On était à
Trans Musicales 2021 : cette fois, c'était pour de vrai

La plus grande réussite de cette 43e édition des Transmusicales de Rennes est tout simplement d’avoir eu lieu, dans un contexte qu’on peut gentiment qualifier de “compliqué”. Alors que d’autres importants événements rennais ont dû bien malgré eux jeter l’éponge dès le mois de novembre, les Trans ont su tenir jusqu’au bout (réactives jusqu’à rebasculer en jauge à 100% dès que ça a été possible, c’est-à-dire au dernier moment). On ne s’est évidemment pas privé de plonger à nouveau, en cette première semaine de décembre, dans ce foisonnement culturel et festif qui nous avait tant manqué en 2020. 
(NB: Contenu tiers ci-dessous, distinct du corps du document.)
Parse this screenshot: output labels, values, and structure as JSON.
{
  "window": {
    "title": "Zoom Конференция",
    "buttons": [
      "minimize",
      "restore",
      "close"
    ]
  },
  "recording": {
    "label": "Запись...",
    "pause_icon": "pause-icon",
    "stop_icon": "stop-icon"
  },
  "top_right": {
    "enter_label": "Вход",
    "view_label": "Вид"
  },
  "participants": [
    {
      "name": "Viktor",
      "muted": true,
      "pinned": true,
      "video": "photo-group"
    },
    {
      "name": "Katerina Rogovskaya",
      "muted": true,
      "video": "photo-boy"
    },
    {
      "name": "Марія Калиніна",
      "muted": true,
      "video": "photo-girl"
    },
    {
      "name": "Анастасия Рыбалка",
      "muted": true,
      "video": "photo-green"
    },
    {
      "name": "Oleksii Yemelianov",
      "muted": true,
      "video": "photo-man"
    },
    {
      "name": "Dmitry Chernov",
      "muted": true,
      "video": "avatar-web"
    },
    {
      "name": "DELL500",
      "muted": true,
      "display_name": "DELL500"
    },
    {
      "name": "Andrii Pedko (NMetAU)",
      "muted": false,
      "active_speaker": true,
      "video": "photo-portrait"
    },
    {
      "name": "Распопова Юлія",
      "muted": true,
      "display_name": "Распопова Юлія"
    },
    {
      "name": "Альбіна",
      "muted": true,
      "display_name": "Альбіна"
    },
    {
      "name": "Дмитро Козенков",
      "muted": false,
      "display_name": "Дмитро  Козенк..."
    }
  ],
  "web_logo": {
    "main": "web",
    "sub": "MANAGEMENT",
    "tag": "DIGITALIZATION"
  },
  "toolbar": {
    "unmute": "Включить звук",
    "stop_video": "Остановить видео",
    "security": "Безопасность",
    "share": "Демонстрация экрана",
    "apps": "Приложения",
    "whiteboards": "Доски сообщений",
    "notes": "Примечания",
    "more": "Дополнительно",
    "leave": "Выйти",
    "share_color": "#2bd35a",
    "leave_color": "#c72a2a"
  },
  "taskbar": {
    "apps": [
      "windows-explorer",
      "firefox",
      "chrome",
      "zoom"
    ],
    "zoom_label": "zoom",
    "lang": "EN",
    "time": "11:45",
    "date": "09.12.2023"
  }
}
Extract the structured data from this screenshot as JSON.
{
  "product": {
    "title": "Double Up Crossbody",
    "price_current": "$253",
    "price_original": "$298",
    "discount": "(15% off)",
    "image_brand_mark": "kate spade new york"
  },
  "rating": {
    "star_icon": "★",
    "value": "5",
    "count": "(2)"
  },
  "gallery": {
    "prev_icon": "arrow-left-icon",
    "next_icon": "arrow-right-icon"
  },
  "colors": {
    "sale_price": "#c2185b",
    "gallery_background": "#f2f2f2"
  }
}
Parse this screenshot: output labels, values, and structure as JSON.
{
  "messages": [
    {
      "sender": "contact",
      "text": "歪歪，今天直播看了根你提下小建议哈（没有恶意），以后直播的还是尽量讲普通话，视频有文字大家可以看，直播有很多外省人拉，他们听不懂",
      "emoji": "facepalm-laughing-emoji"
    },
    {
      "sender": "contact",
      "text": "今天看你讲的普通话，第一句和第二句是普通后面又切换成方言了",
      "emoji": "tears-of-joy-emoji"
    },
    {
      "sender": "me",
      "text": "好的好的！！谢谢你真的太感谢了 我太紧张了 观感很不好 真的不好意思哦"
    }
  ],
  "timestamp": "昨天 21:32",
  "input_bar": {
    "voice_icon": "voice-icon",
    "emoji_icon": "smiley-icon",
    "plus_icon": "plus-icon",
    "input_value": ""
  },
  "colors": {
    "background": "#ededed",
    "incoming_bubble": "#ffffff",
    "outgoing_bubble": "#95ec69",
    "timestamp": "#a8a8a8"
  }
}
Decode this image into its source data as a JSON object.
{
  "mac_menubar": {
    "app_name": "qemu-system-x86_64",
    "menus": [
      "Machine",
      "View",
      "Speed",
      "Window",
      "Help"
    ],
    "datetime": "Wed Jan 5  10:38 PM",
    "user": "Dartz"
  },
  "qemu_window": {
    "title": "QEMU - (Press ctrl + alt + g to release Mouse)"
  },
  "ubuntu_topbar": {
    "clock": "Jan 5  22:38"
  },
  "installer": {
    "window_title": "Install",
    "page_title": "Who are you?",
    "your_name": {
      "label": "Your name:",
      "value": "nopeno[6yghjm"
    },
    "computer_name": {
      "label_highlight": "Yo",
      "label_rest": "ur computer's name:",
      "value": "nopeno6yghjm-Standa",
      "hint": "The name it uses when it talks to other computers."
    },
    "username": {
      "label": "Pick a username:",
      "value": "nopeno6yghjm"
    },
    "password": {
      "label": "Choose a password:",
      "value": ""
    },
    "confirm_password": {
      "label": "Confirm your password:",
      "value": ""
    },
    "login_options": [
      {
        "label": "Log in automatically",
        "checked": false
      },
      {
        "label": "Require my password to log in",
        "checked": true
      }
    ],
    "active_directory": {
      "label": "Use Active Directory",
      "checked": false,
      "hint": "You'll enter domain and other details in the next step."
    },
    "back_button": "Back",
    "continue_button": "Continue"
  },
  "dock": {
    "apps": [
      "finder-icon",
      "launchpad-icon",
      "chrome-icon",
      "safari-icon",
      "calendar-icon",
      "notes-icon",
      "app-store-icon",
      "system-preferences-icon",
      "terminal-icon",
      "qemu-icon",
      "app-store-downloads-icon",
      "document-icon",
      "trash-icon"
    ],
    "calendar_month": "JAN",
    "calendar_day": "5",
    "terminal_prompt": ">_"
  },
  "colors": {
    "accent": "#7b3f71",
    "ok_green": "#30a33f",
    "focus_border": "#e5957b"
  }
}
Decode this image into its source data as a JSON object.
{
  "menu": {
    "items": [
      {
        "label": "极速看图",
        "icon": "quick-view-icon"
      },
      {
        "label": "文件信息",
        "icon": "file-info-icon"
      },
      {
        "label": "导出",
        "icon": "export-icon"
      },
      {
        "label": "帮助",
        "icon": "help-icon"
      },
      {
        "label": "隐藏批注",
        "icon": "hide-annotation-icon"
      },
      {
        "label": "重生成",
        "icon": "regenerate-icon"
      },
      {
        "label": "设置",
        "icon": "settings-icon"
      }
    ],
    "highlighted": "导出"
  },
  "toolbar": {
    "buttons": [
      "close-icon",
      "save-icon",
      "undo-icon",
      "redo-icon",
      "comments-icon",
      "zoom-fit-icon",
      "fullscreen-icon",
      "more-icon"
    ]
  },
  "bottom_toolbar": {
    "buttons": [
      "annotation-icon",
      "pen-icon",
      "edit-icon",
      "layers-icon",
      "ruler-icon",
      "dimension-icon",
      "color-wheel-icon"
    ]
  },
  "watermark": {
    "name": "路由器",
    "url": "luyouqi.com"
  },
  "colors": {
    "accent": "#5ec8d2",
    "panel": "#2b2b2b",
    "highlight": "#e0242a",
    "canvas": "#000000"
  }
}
Jour 1. 20h30, retour au parc

Et on ne pourra pas dire que c’est une édition réduite au strict minimum qui est proposée. Nous ne pourrons aller qu’au Parc Expo, mais le festival s’est déployé en grand format, avec des soirées d’ouverture (mercredi) et de clôture (dimanche) à l’Ubu, et tout du long des concerts à l’Etage, à l’Aire Libre, au Triangle… sans parler, bien sûr, des Bars en Trans, devenus un festival à part entière dans le centre ville rennais. Et on a beau dire, ça fait quand même quelque chose de retrouver le Parc Expo et de reprendre tranquillement ses marques dans un site largement aménagé “comme avant”, avec un grand Hall 5 décoré et convivial, la Greenroom, et pour ce premier soir seuls les Halls 3 et 8. On profite du peu d’affluence pour charger son cashless, retrouver sa bande et entamer une plongée ravie dans un gros bouquet kaléidoscopique mondial, curieux de voir ce que nous réserve cette nouvelle mouture.

21h43, soleil arménien

En guise d’entrée en matière, on découvre les jeunes Britanniques de Blanketman au Hall 3. Premières rafales sonores dans la froidure humide de ce jeudi soir, masques et bouchons d’oreilles de rigueur. On découvre un quintet tout frais plein de références très lisibles, mais comme ce sont des références de bon goût, on passe un bon moment. On renoue ensuite avec le rituel qui va rythmer nos trois jours, la migration entre les halls, le site étant pétri en permanence de flux humains dans tous les sens, chacun venant picorer ou se poser devant ce qui lui titille les esgourdes. Hall 8, coup de cœur pour la douceur solaire de Ladaniva (photo). Porté par une chanteuse franco-arménienne rayonnante, le groupe dispense un mélange intelligemment dosé d’influences traditionnelles d’Europe orientale et de jazz, de folk, de pop, reggae… Là, on y est, ça a vraiment commencé.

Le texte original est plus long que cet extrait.